- Directed by: Tay Garnett
- Screenplay by: John Monks, Jr.
- Story by: Houston Branch
- Produced by: Robert Fellows
- Starring: Alan Ladd Dorothy Lamour Robert Preston Lloyd Nolan
- Cinematography: John F. Seitz
- Edited by: Billy Shea George Tomasini
- Music by: Hugo Friedhofer
- Production company: Paramount Pictures
- Distributed by: Paramount Pictures
- Release date: September 26, 1947;
- Running time: 92 minutes
- Country: United States
- Language: English
- Box office: $2,550,000 (US rentals)

= Wild Harvest =

1947 film by Tay Garnett

Wild Harvest is a 1947 American drama film directed by Tay Garnett and starring Alan Ladd, Dorothy Lamour and Robert Preston. It was produced and distributed by Paramount Pictures.

==Plot==
Joe Madigan's crew harvests wheat for farmers. Jim Davis, a good mechanic who irresponsibly drinks and gambles too much, is fired by his friend, but atones with a heroic act during a fire.

Alperson's rival crew is getting jobs by under-bidding Joe's. A farmer's flirtatious niece, Fay Rankin, finds a field for Joe's workers and then unsuccessfully tries to seduce him. She wants to come along and sets her sights on Jim instead, marrying him.

Fay's interference becomes a problem. Joe ends up owing money and Alperson tries to buy his combines. Fay makes another play for Joe, who calls her "cheap" and "poisonous." Jim catches her slapping Joe, which leads to a fight between the men.

Joe's loyal crew member King catches thievery of wheat by Jim and reports it. Joe, almost broke, is saved again by a penitent Jim, who sells Fay's car, enraging her. Fay finally reveals to Jim that she never loved him at all and that their marriage was a "joke." Joe and Jim team up on a new 3,000-acre job, making them prosperous at last.

==Cast==

- Alan Ladd as Joe Madigan
- Dorothy Lamour as Fay Rankin
- Robert Preston as Jim Davis
- Lloyd Nolan as Kink
- Richard Erdman as Mark Lewis
- Allen Jenkins as Higgins
- Will Wright as Mike Alperson
- Griff Barnett as Rankin
- Anthony Caruso as Pete
- Walter Sande as Long
- Frank Sully as Nick
- Caren Marsh Doll as Natalie

==Production==
The film was based on an original screen story called The Big Haircut by Houston Branch, which focused on wheat harvesters who travel across the country doing their job. "The big haircut" was their slang term for the work they do; the topic was thought to be especially topical because of a worldwide bread shortage at the time.
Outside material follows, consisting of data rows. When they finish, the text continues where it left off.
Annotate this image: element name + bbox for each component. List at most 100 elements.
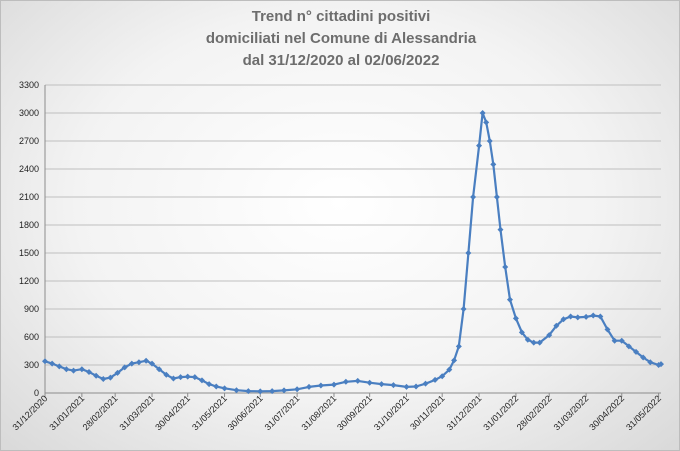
data-point-marker bbox=[536, 339, 543, 346]
y-tick-label: 2700 bbox=[19, 136, 39, 146]
y-tick-label: 1800 bbox=[19, 220, 39, 230]
data-point-marker bbox=[470, 194, 477, 200]
y-tick-label: 3000 bbox=[19, 108, 39, 118]
y-tick-label: 900 bbox=[24, 304, 39, 314]
data-point-marker bbox=[42, 358, 48, 365]
data-point-marker bbox=[546, 332, 553, 339]
data-point-marker bbox=[574, 314, 581, 321]
data-point-marker bbox=[583, 313, 590, 320]
series-line-positivi bbox=[44, 111, 662, 393]
x-tick-label: 30/09/2021 bbox=[335, 393, 374, 432]
data-point-marker bbox=[451, 357, 458, 364]
y-tick-label: 600 bbox=[24, 332, 39, 342]
data-point-marker bbox=[479, 110, 486, 116]
data-point-marker bbox=[618, 337, 625, 344]
data-point-marker bbox=[114, 369, 121, 376]
data-point-marker bbox=[560, 316, 567, 323]
data-point-marker bbox=[512, 315, 519, 322]
data-point-marker bbox=[121, 364, 128, 371]
data-point-marker bbox=[143, 357, 150, 364]
series-line bbox=[44, 111, 662, 393]
x-tick-label: 31/03/2021 bbox=[118, 393, 157, 432]
data-point-marker bbox=[213, 383, 220, 390]
x-tick-label: 28/02/2022 bbox=[515, 393, 554, 432]
data-point-marker bbox=[342, 378, 349, 385]
x-tick-label: 31/08/2021 bbox=[299, 393, 338, 432]
y-tick-label: 3300 bbox=[19, 80, 39, 90]
data-point-marker bbox=[306, 383, 312, 390]
data-point-marker bbox=[647, 359, 654, 366]
y-tick-label: 300 bbox=[24, 360, 39, 370]
data-point-marker bbox=[294, 386, 301, 393]
x-tick-label: 30/04/2022 bbox=[587, 393, 626, 432]
data-point-marker bbox=[476, 142, 483, 149]
y-tick-label: 2400 bbox=[19, 164, 39, 174]
chart-title: Trend n° cittadini positivi domiciliati … bbox=[206, 8, 477, 69]
data-point-marker bbox=[553, 322, 560, 329]
chart-title-line-2: domiciliati nel Comune di Alessandria bbox=[206, 30, 477, 47]
x-tick-labels: 31/12/202031/01/202128/02/202131/03/2021… bbox=[10, 393, 663, 432]
data-point-marker bbox=[198, 377, 205, 384]
x-tick-label: 31/05/2022 bbox=[624, 393, 663, 432]
data-point-marker bbox=[390, 382, 397, 389]
data-point-marker bbox=[597, 313, 604, 320]
data-point-marker bbox=[233, 387, 240, 394]
data-point-marker bbox=[460, 306, 467, 312]
data-point-marker bbox=[100, 376, 107, 382]
data-point-marker bbox=[497, 226, 504, 233]
data-point-marker bbox=[191, 374, 198, 381]
data-point-marker bbox=[170, 375, 177, 382]
data-point-marker bbox=[633, 348, 640, 355]
data-point-marker bbox=[455, 343, 462, 350]
y-tick-labels: 0 300 600 900 1200 1500 1800 2100 2400 2700 3000 33… bbox=[19, 80, 39, 398]
data-point-marker bbox=[366, 379, 373, 386]
data-point-marker bbox=[257, 388, 264, 395]
data-point-marker bbox=[530, 339, 537, 346]
data-point-marker bbox=[156, 366, 163, 373]
data-point-marker bbox=[518, 329, 525, 336]
data-point-marker bbox=[658, 361, 664, 368]
data-point-marker bbox=[269, 388, 276, 395]
data-point-marker bbox=[78, 366, 85, 373]
data-point-marker bbox=[413, 383, 420, 390]
chart-title-line-3: dal 31/12/2020 al 02/06/2022 bbox=[243, 52, 440, 69]
data-point-marker bbox=[354, 377, 361, 384]
x-tick-label: 31/01/2021 bbox=[47, 393, 86, 432]
x-tick-label: 31/03/2022 bbox=[552, 393, 591, 432]
data-point-marker bbox=[524, 336, 531, 343]
data-point-marker bbox=[177, 374, 184, 381]
y-tick-label: 2100 bbox=[19, 192, 39, 202]
data-point-marker bbox=[281, 387, 288, 394]
data-point-marker bbox=[184, 373, 191, 380]
data-point-marker bbox=[446, 366, 453, 373]
data-point-marker bbox=[432, 376, 439, 383]
data-point-marker bbox=[245, 388, 252, 395]
data-point-marker bbox=[506, 296, 513, 303]
data-point-marker bbox=[465, 250, 472, 256]
series-points bbox=[42, 110, 664, 395]
axes bbox=[44, 85, 661, 397]
data-point-marker bbox=[49, 360, 56, 367]
y-tick-label: 1200 bbox=[19, 276, 39, 286]
data-point-marker bbox=[93, 372, 100, 379]
data-point-marker bbox=[611, 337, 618, 344]
x-tick-label: 30/11/2021 bbox=[408, 393, 446, 431]
data-point-marker bbox=[317, 382, 324, 389]
data-point-marker bbox=[590, 312, 597, 319]
data-point-marker bbox=[640, 354, 647, 361]
x-tick-label: 30/04/2021 bbox=[153, 393, 192, 432]
x-tick-label: 30/06/2021 bbox=[226, 393, 265, 432]
y-tick-label: 1500 bbox=[19, 248, 39, 258]
data-point-marker bbox=[439, 373, 446, 380]
x-tick-label: 31/10/2021 bbox=[372, 393, 411, 432]
x-tick-label: 31/05/2021 bbox=[190, 393, 229, 432]
data-point-marker bbox=[604, 326, 611, 333]
chart-title-line-1: Trend n° cittadini positivi bbox=[252, 8, 431, 25]
gridlines bbox=[45, 84, 661, 394]
x-tick-label: 28/02/2021 bbox=[81, 393, 120, 432]
data-point-marker bbox=[107, 374, 114, 381]
x-tick-label: 31/07/2021 bbox=[263, 393, 302, 432]
data-point-marker bbox=[221, 385, 228, 392]
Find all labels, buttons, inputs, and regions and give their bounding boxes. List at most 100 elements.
It was bought by Paramount in May 1946 specifically as a vehicle for Alan Ladd. A. I. Bezzerides was hired to work on the script. Tay Garnett signed to direct and Brian Donlevy was originally announced as Ladd's co star. Before a final script and cast had been confirmed, second unit filming commenced in July 1946 at the Russell Giffen ranch, 47 miles north of Fresno in the San Joaquin Valley. Tay Garnett and the film crew shot footage of a real wheat harvest involving 27 combines and Alan Ladd. Female lead Dorothy Lamour was not cast until August. William Demarest also joined in the cast. Eventually Donlevy was replaced by Lloyd Nolan, who was borrowed from 20th Century Fox. Demarest dropped out and Robert Preston was cast as the third lead.
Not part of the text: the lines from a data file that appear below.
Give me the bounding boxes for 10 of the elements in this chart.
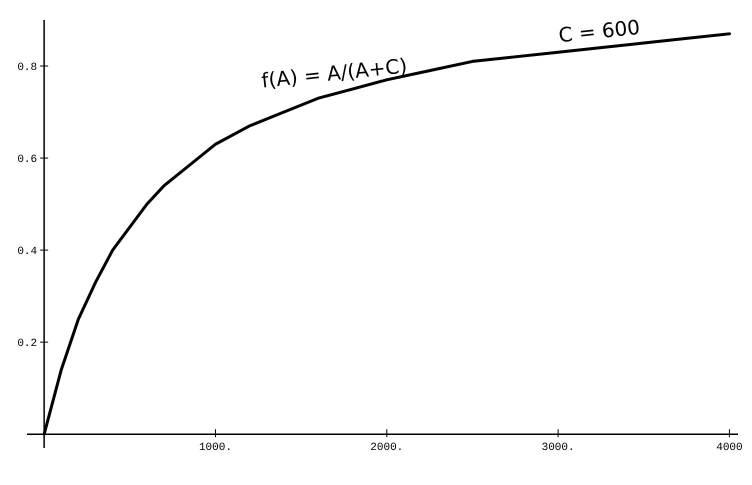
x-tick-label: 2000. — [370, 442, 404, 454]
x-tick-label: 3000. — [542, 442, 575, 454]
x-tick-label: 1000. — [198, 442, 232, 454]
y-tick-label: 0.8 — [17, 62, 38, 74]
y-tick-label: 0.6 — [17, 154, 38, 166]
y-tick-label: 0.2 — [17, 338, 38, 350]
y-tick-label: 0.4 — [17, 246, 38, 258]
annotation: f(A) = A/(A+C) — [260, 53, 408, 93]
x-tick-label: 4000 — [716, 442, 743, 454]
annotation: C = 600 — [557, 14, 642, 48]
The cast included a 28-year-old Caren Marsh—a bit-part actor who had appeared in a Paramount training film warning military personnel against the dangers of women. So many navy and army men wrote in asking for Marsh's picture that Paramount signed her to a long-term contract; Wild Harvest was her first appearance.

Filming was meant to start on 2 September 1946 but was postponed a day so Alan Ladd could enjoy his birthday. Filming did not finish until November 1946, ten days behind schedule, causing production of Ladd's next film, Saigon, to be postponed.

The film was retitled Wild Harvest in December.

The wheat field fire was filmed in part by using miniatures and special effects. These were overseen by Byron Haskin, his last assignment in that capacity for Paramount before he became a director.